Google said Monday it will release a conversational chatbot named Bard, launching a rivalry with Microsoft that has invested billions of dollars in the creators of ChatGPT, a language AI app that convincingly mimics human writing.
ChatGPT, created by San Francisco company OpenAI, has caused a sensation for its ability to write essays, poems or programming code on demand within seconds, sparking widespread fears of cheating or of professions becoming obsolete.
Microsoft announced last month that it was backing OpenAI and has begun to integrate ChatGPT features into its Teams platform, with expectations that it will adapt the app to its Office suite and Bing search engine.
The potential inclusion in Bing turned the focus on Google and speculation that the company’s world-dominating search engine could face unprecedented competition from an AI-powered rival.
Media reports said the overnight success of ChatGPT was designated a “code red” threat at Google with founders Sergey Brin and Larry Page brought back to the company to brainstorm ideas, with engineers remobilized to fast-track a response.
The pressure to act was made even more urgent by the poor earnings posted last week by Google-parent Alphabet, which fell short of investor expectations.

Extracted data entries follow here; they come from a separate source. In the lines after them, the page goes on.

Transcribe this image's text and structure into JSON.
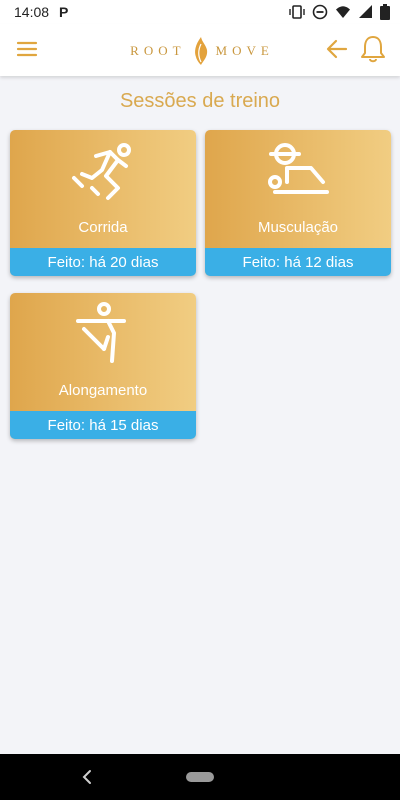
{
  "status_bar": {
    "time": "14:08",
    "notification_letter": "P"
  },
  "app_bar": {
    "logo_left": "ROOT",
    "logo_right": "MOVE",
    "accent_color": "#e0a63f"
  },
  "page": {
    "title": "Sessões de treino"
  },
  "sessions": [
    {
      "label": "Corrida",
      "status": "Feito: há 20 dias",
      "icon": "running-icon"
    },
    {
      "label": "Musculação",
      "status": "Feito: há 12 dias",
      "icon": "weightlifting-icon"
    },
    {
      "label": "Alongamento",
      "status": "Feito: há 15 dias",
      "icon": "stretching-icon"
    }
  ],
  "colors": {
    "card_gradient_start": "#dfa64c",
    "card_gradient_end": "#f1cd82",
    "status_strip": "#3aafe6",
    "title": "#d9a950",
    "background": "#f3f4f8"
  }
}
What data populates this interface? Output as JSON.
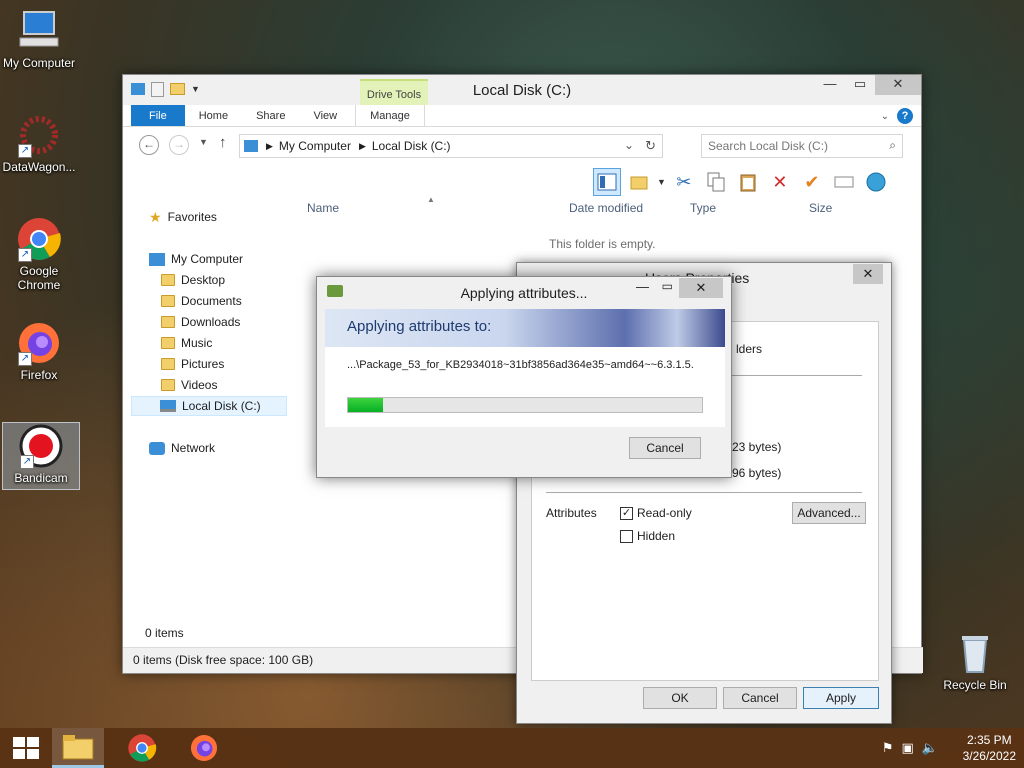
{
  "desktop": {
    "icons": [
      {
        "label": "My Computer"
      },
      {
        "label": "DataWagon..."
      },
      {
        "label": "Google Chrome"
      },
      {
        "label": "Firefox"
      },
      {
        "label": "Bandicam"
      },
      {
        "label": "Recycle Bin"
      }
    ]
  },
  "explorer": {
    "title": "Local Disk (C:)",
    "contextual_tab_group": "Drive Tools",
    "tabs": [
      "File",
      "Home",
      "Share",
      "View",
      "Manage"
    ],
    "address": {
      "root": "My Computer",
      "current": "Local Disk (C:)"
    },
    "search_placeholder": "Search Local Disk (C:)",
    "nav": {
      "favorites": "Favorites",
      "computer": "My Computer",
      "items": [
        "Desktop",
        "Documents",
        "Downloads",
        "Music",
        "Pictures",
        "Videos",
        "Local Disk (C:)"
      ],
      "network": "Network"
    },
    "columns": [
      "Name",
      "Date modified",
      "Type",
      "Size"
    ],
    "empty_message": "This folder is empty.",
    "item_count": "0 items",
    "status": "0 items (Disk free space: 100 GB)"
  },
  "properties_dialog": {
    "title_partial": "Users  Properties",
    "folders_fragment": "lders",
    "size_fragment_1": "23 bytes)",
    "size_fragment_2": "96 bytes)",
    "attributes_label": "Attributes",
    "readonly_label": "Read-only",
    "readonly_checked": true,
    "hidden_label": "Hidden",
    "hidden_checked": false,
    "advanced_button": "Advanced...",
    "ok_button": "OK",
    "cancel_button": "Cancel",
    "apply_button": "Apply"
  },
  "applying_dialog": {
    "title": "Applying attributes...",
    "banner": "Applying attributes to:",
    "path": "...\\Package_53_for_KB2934018~31bf3856ad364e35~amd64~~6.3.1.5.",
    "progress": 0.1,
    "cancel_button": "Cancel"
  },
  "taskbar": {
    "time": "2:35 PM",
    "date": "3/26/2022"
  },
  "colors": {
    "accent": "#1979ca",
    "progress": "#06b025",
    "taskbar": "#5a3214"
  }
}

The company last month announced that it was laying off 12,000 people as it put more emphasis on AI projects.
In his blog post on Monday, Google CEO Sundar Pichai said that Google’s Bard conversational AI was to go out for testing with a plan to make it more widely available to the public “in the coming weeks.”
Google’s Bard is based on LaMDA, the firm’s Language Model for Dialogue Applications system, and has been in development for several years.
“Bard seeks to combine the breadth of the world’s knowledge with the power, intelligence, and creativity of our large language models,” Pichai said, referring to the technology behind ChatGPT-like AI.
“It draws on information from the web to provide fresh, high-quality responses,” he added.
Before the emergence of ChatGPT, which was released in late November, Google had been reluctant to release its own language-based AI fearing the reputational risk of releasing technology that wasn’t ready.